Rex Morgan, M.D., 10/22/13
Speaking of medical professionals to avoid, maybe don’t see a nurse who’s all smiles talking about how one of her practice’s patients got shot in the head with a nail gun, probably on purpose!
Mary Worth, 9/18/13
Oh, man, I really fell down on the job of keeping you up with Mary’s adventures (and I use that word in the loosest possible sense) over the past few weeks, didn’t I? Well, lucky for me, I don’t even have to type up a recap, because she’s conveniently thought-ballooning one for you. Her choice of reading material does give me an opportunity to point something out that I’ve been meaning to bring to your attention, though: there is now an officially authorized Mary Worth anthology that you can buy with your money on Amazon, right now. It is called Love and Other Stories of Mary Worth and it includes three of the great Mary Worth storylines of the past decade. The first is the story of Anna, who Mary urged to pursue her old flame Brian at her high school reunion even though he was married, but it turned out he wasn’t married anymore and so they got married and had sex and then she was afraid she was barren but then she barfed and it turned out she wasn’t. Next of course is the gripping tale of Aldomania, following the tale of thwarted romance from first glimpse to fiery death. And then it concludes with the story about the figure skater and her overbearing father-coach, which I seem to remember enjoying at the time but in retrospect it seems kind of meh and I’m not going to bother fishing through my archives to find the strips, but still, you should buy this book, because why not? I actually had forgotten the title of this collection and briefly thought that, in an act of subliminal buzz-building, Mary was reading her own book. Still, we can hold out hope that Return to Love is the sequel that will follow hot on the heels of Love and Other Stories, and will include all sorts of romantical Mary Worth tales like, uh, that lady who almost had sex with Charterstone’s designated pervert but then decided to stay married to her husband instead. Stay tuned!
Man, do I love how indignant El Condor is over Spidey and Tarantula’s ruse! Now I know why the U.S. government keeps propping up his regime despite its well-documented history of human rights abuses: because he’s hilarious! (Also, he’s cheerfully subservient to American business interests.)
Remember when everyone was freaking about E. coli in their hamburgers? I think it was the late ’90s? Also, remember when “hamburger steak” was a thing that people said and/or ate? I think it was never? I guess they mean Salisbury steak, but if so why does supposed Frenchman Crock love the Kaiser so much?

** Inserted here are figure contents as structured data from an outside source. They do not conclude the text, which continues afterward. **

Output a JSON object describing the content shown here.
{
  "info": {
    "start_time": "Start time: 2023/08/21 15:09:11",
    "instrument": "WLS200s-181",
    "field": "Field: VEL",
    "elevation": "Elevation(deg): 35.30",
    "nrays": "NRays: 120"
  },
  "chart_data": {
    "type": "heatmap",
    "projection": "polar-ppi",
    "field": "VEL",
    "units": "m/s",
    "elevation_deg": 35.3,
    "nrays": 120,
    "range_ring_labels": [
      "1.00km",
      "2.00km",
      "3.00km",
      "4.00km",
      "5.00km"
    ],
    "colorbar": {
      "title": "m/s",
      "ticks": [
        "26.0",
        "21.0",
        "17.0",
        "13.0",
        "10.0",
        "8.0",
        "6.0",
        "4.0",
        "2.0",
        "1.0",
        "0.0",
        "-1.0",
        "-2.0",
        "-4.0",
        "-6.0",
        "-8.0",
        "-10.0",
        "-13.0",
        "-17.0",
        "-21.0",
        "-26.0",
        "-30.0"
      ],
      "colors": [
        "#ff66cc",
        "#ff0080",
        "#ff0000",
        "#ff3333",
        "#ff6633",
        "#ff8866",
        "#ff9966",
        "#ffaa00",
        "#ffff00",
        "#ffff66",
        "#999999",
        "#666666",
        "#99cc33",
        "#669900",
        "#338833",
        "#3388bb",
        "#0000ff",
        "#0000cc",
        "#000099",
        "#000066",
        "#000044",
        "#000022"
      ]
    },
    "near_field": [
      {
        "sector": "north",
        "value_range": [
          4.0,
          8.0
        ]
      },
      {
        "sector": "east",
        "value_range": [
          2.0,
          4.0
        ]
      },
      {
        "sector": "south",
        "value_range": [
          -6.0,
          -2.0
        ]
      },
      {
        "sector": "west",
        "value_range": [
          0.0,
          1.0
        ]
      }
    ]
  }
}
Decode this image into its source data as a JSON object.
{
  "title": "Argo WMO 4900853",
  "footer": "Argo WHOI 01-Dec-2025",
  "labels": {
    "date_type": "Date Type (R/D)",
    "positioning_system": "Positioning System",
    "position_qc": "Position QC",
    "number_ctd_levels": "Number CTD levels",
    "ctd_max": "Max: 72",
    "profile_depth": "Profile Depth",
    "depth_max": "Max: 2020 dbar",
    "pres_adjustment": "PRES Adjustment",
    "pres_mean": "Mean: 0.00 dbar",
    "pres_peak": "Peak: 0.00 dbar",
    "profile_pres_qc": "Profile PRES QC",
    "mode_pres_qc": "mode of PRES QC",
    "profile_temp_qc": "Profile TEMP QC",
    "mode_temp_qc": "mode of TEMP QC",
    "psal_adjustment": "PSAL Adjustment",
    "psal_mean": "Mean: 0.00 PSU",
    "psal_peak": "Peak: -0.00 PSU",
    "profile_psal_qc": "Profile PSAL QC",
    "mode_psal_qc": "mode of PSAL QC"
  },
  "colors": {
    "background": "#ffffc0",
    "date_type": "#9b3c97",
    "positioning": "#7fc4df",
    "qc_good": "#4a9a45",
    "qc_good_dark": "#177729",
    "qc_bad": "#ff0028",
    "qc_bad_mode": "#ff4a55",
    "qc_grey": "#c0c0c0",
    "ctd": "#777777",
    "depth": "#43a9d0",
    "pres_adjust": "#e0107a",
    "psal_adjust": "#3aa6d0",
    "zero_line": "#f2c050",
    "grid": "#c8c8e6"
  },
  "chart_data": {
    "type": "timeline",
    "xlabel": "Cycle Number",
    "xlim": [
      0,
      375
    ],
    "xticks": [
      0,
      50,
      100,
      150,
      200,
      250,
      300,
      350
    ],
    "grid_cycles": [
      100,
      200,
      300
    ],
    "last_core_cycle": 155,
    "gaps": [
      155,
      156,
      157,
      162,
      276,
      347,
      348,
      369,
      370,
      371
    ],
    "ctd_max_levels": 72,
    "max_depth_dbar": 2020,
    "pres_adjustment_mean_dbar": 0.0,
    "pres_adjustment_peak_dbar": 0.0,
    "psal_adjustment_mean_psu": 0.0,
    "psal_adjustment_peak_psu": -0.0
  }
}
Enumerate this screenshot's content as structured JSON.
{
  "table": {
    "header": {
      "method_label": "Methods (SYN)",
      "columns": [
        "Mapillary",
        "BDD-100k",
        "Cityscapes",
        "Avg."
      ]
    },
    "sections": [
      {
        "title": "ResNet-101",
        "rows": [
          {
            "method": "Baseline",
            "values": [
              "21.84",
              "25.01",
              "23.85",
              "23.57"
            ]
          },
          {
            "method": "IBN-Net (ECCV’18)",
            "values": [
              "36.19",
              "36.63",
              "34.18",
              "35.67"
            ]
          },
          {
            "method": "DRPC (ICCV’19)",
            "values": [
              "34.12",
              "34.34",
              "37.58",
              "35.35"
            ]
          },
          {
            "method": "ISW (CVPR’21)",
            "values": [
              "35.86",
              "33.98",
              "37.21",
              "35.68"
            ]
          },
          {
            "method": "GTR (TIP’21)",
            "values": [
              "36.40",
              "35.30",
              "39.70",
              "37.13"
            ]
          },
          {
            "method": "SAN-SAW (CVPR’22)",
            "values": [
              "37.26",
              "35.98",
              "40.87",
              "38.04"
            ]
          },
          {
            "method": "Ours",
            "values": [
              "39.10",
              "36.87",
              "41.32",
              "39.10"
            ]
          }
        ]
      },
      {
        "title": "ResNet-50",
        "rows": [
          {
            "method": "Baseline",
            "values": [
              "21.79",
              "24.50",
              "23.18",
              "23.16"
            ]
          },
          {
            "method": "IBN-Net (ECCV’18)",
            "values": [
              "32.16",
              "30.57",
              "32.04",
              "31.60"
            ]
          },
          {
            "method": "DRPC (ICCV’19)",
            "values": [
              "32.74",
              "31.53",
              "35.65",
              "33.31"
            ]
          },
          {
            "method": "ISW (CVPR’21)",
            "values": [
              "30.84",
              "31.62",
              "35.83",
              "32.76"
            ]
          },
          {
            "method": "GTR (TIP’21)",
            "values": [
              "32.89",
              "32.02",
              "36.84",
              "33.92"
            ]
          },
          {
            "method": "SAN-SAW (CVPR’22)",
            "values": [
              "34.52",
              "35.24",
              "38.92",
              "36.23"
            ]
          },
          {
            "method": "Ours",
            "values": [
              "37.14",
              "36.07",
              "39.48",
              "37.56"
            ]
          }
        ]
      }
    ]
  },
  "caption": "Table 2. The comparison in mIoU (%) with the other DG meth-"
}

True story: Once, when I was living in California, I got the time zone math backwards and called my dad and stepmother at 11 p.m. my time, thinking that it was 8 p.m. on the East Coast when of course it was 2 a.m., and naturally they were less than thrilled about this. I should add that this was after nearly four years of living on the West Coast, so it’s not like I had any kind of excuse. Anyway, what I’m saying is that MJ has been sitting by the phone with no doubt increasing amounts of irritation waiting for Peter call while he’s been screwing around on the beach or whatever, and maybe he shouldn’t sound quite so insufferably smug in panel two? I mean, MJ still probably wouldn’t want him to come back, seeing as she’s already changed the locks on the apartment and had his name taken off their bank accounts, but still, it’s poor form.

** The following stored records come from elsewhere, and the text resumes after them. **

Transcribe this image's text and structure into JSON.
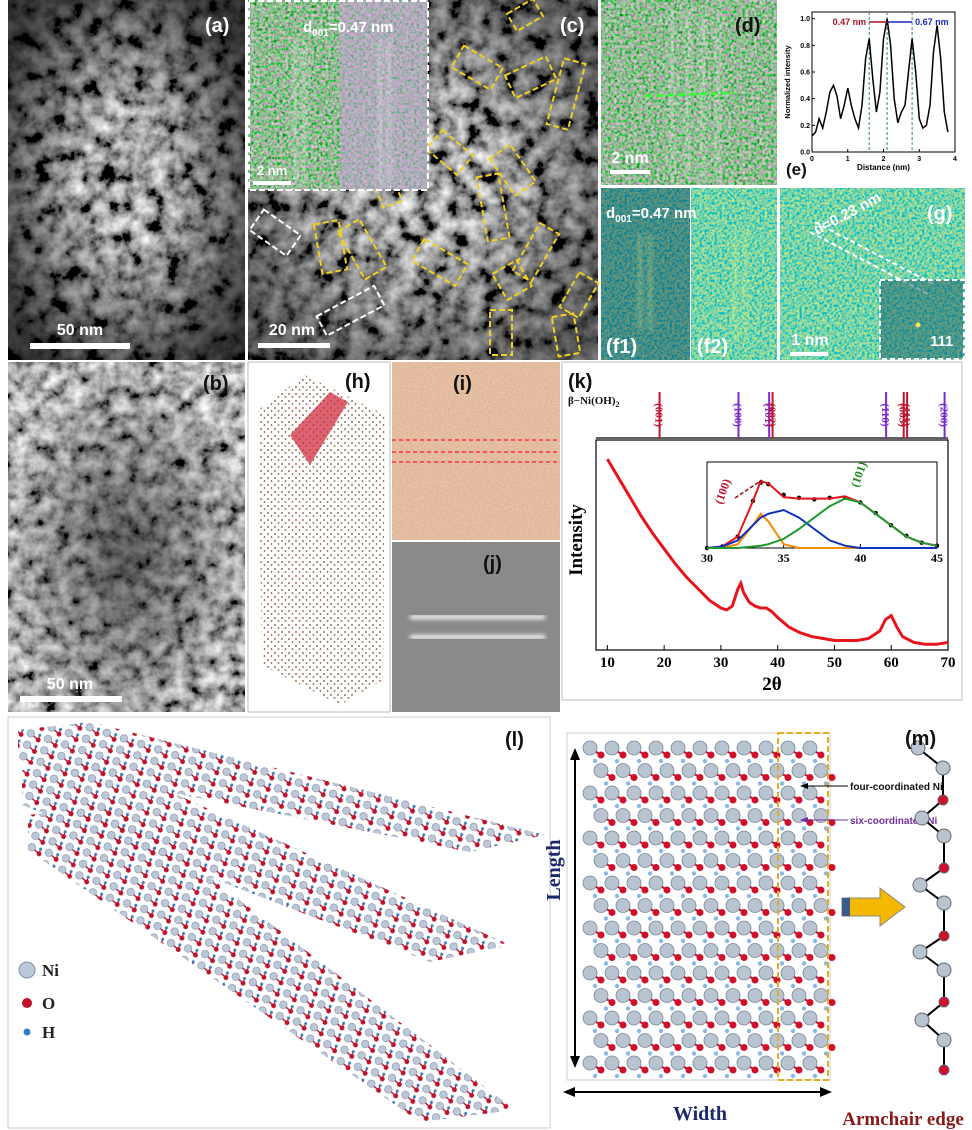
{
  "panels": {
    "a": {
      "label": "(a)",
      "scale_bar": "50 nm"
    },
    "b": {
      "label": "(b)",
      "scale_bar": "50 nm"
    },
    "c": {
      "label": "(c)",
      "scale_bar": "20 nm",
      "inset_scale_bar": "2 nm",
      "inset_spacing": {
        "symbol": "d",
        "subscript": "001",
        "rest": "=0.47 nm"
      }
    },
    "d": {
      "label": "(d)",
      "scale_bar": "2 nm"
    },
    "e": {
      "type": "line",
      "label": "(e)",
      "xlabel": "Distance (nm)",
      "ylabel": "Normalized intensity",
      "xlim": [
        0,
        4
      ],
      "ylim": [
        0,
        1.05
      ],
      "xticks": [
        0,
        1,
        2,
        3,
        4
      ],
      "yticks": [
        {
          "value": 0,
          "label": "0.0"
        },
        0.2,
        0.4,
        0.6,
        0.8,
        {
          "value": 1,
          "label": "1.0"
        }
      ],
      "x": [
        0,
        0.1,
        0.2,
        0.3,
        0.4,
        0.5,
        0.6,
        0.7,
        0.8,
        0.9,
        1.0,
        1.1,
        1.2,
        1.3,
        1.4,
        1.5,
        1.6,
        1.7,
        1.8,
        1.9,
        2.0,
        2.1,
        2.2,
        2.3,
        2.4,
        2.5,
        2.6,
        2.7,
        2.8,
        2.9,
        3.0,
        3.1,
        3.2,
        3.3,
        3.4,
        3.5,
        3.6,
        3.7,
        3.8
      ],
      "values": [
        0.12,
        0.15,
        0.25,
        0.18,
        0.3,
        0.45,
        0.5,
        0.42,
        0.25,
        0.35,
        0.48,
        0.35,
        0.25,
        0.18,
        0.35,
        0.7,
        0.85,
        0.55,
        0.3,
        0.45,
        0.85,
        1.0,
        0.8,
        0.4,
        0.22,
        0.3,
        0.35,
        0.6,
        0.85,
        0.6,
        0.25,
        0.18,
        0.2,
        0.35,
        0.75,
        0.95,
        0.7,
        0.3,
        0.15
      ],
      "color": "#000000",
      "annotations": [
        "0.47 nm",
        "0.67 nm"
      ]
    },
    "f": {
      "labels": [
        "(f1)",
        "(f2)"
      ],
      "spacing": {
        "symbol": "d",
        "subscript": "001",
        "rest": "=0.47 nm"
      }
    },
    "g": {
      "label": "(g)",
      "spacing": "d=0.23 nm",
      "scale_bar": "1 nm",
      "fft_spot": "111"
    },
    "h": {
      "label": "(h)"
    },
    "i": {
      "label": "(i)"
    },
    "j": {
      "label": "(j)"
    },
    "k": {
      "type": "line",
      "label": "(k)",
      "phase": {
        "base": "β−Ni(OH)",
        "subscript": "2"
      },
      "references": [
        {
          "label": "(001)",
          "x": 19.2,
          "color": "#c0152f"
        },
        {
          "label": "(100)",
          "x": 33.1,
          "color": "#7a2bd0"
        },
        {
          "label": "(101)",
          "x": 38.5,
          "color": "#7a2bd0"
        },
        {
          "label": "(002)",
          "x": 39.1,
          "color": "#c0152f"
        },
        {
          "label": "(110)",
          "x": 59.1,
          "color": "#7a2bd0"
        },
        {
          "label": "(003)",
          "x": 62.2,
          "color": "#c0152f"
        },
        {
          "label": "(111)",
          "x": 62.8,
          "color": "#c0152f"
        },
        {
          "label": "(200)",
          "x": 69.4,
          "color": "#7a2bd0"
        }
      ],
      "xlabel": "2θ",
      "ylabel": "Intensity",
      "xlim": [
        8,
        70
      ],
      "ylim": [
        0,
        110
      ],
      "xticks": [
        10,
        20,
        30,
        40,
        50,
        60,
        70
      ],
      "x": [
        10,
        12,
        14,
        16,
        18,
        20,
        22,
        24,
        26,
        28,
        30,
        31,
        32,
        33,
        33.5,
        34,
        35,
        36,
        37,
        38,
        39,
        40,
        42,
        44,
        46,
        48,
        50,
        52,
        54,
        56,
        58,
        59,
        60,
        61,
        62,
        64,
        66,
        68,
        70
      ],
      "values": [
        100,
        90,
        80,
        70,
        61,
        53,
        45,
        38,
        32,
        26,
        22,
        21,
        23,
        32,
        35,
        30,
        25,
        23,
        22,
        22,
        20,
        17,
        12,
        9,
        7,
        6,
        5,
        5,
        5,
        6,
        10,
        16,
        18,
        12,
        7,
        4,
        3,
        3,
        4
      ],
      "color": "#e8141c",
      "inset": {
        "xlim": [
          30,
          45
        ],
        "ylim": [
          0,
          1
        ],
        "xticks": [
          30,
          35,
          40,
          45
        ],
        "x": [
          30,
          31,
          32,
          33,
          33.5,
          34,
          35,
          36,
          37,
          38,
          39,
          40,
          41,
          42,
          43,
          44,
          45
        ],
        "peaks": [
          {
            "label": "(100)",
            "color": "#c0152f"
          },
          {
            "label": "(101)",
            "color": "#1f8a1f"
          }
        ],
        "series": [
          {
            "color": "#000000",
            "marker": "dot",
            "values": [
              0,
              0.02,
              0.15,
              0.62,
              0.86,
              0.84,
              0.7,
              0.66,
              0.64,
              0.66,
              0.66,
              0.6,
              0.46,
              0.3,
              0.16,
              0.07,
              0.03
            ]
          },
          {
            "color": "#e8141c",
            "values": [
              0,
              0.02,
              0.15,
              0.62,
              0.88,
              0.85,
              0.67,
              0.65,
              0.65,
              0.65,
              0.68,
              0.6,
              0.45,
              0.3,
              0.15,
              0.07,
              0.03
            ]
          },
          {
            "color": "#f28c00",
            "values": [
              0,
              0,
              0.05,
              0.3,
              0.45,
              0.35,
              0.05,
              0,
              0,
              0,
              0,
              0,
              0,
              0,
              0,
              0,
              0
            ]
          },
          {
            "color": "#1030c0",
            "values": [
              0,
              0.02,
              0.1,
              0.3,
              0.4,
              0.45,
              0.5,
              0.4,
              0.25,
              0.1,
              0.03,
              0,
              0,
              0,
              0,
              0,
              0
            ]
          },
          {
            "color": "#1f9a2f",
            "values": [
              0,
              0,
              0,
              0.02,
              0.03,
              0.05,
              0.12,
              0.25,
              0.4,
              0.55,
              0.65,
              0.6,
              0.45,
              0.3,
              0.15,
              0.07,
              0.03
            ]
          }
        ]
      }
    },
    "l": {
      "label": "(l)",
      "legend": [
        "Ni",
        "O",
        "H"
      ]
    },
    "m": {
      "label": "(m)",
      "four_coordinated": "four-coordinated Ni",
      "six_coordinated": "six-coordinated Ni",
      "length": "Length",
      "width": "Width",
      "edge": "Armchair edge"
    }
  }
}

I love that “HMO” is bolded in the last panel, just so we don’t miss the point. “Ha, this HMO is crueler than I am, and my notorious cruelty is central joke of the strip! HMO! Eh? Social commentary? Right?”
Beetle Bailey, 6/18/13
Specialist Chip Gizmo, the adorably nerdy character introduced to Beetle Bailey in 2002 to bring some techno-savvy to the strip, has built himself a sex robot with metal breasts and sharp, claw-like hands! If you’ll excuse me, I’m going to spend the rest of the day screaming now.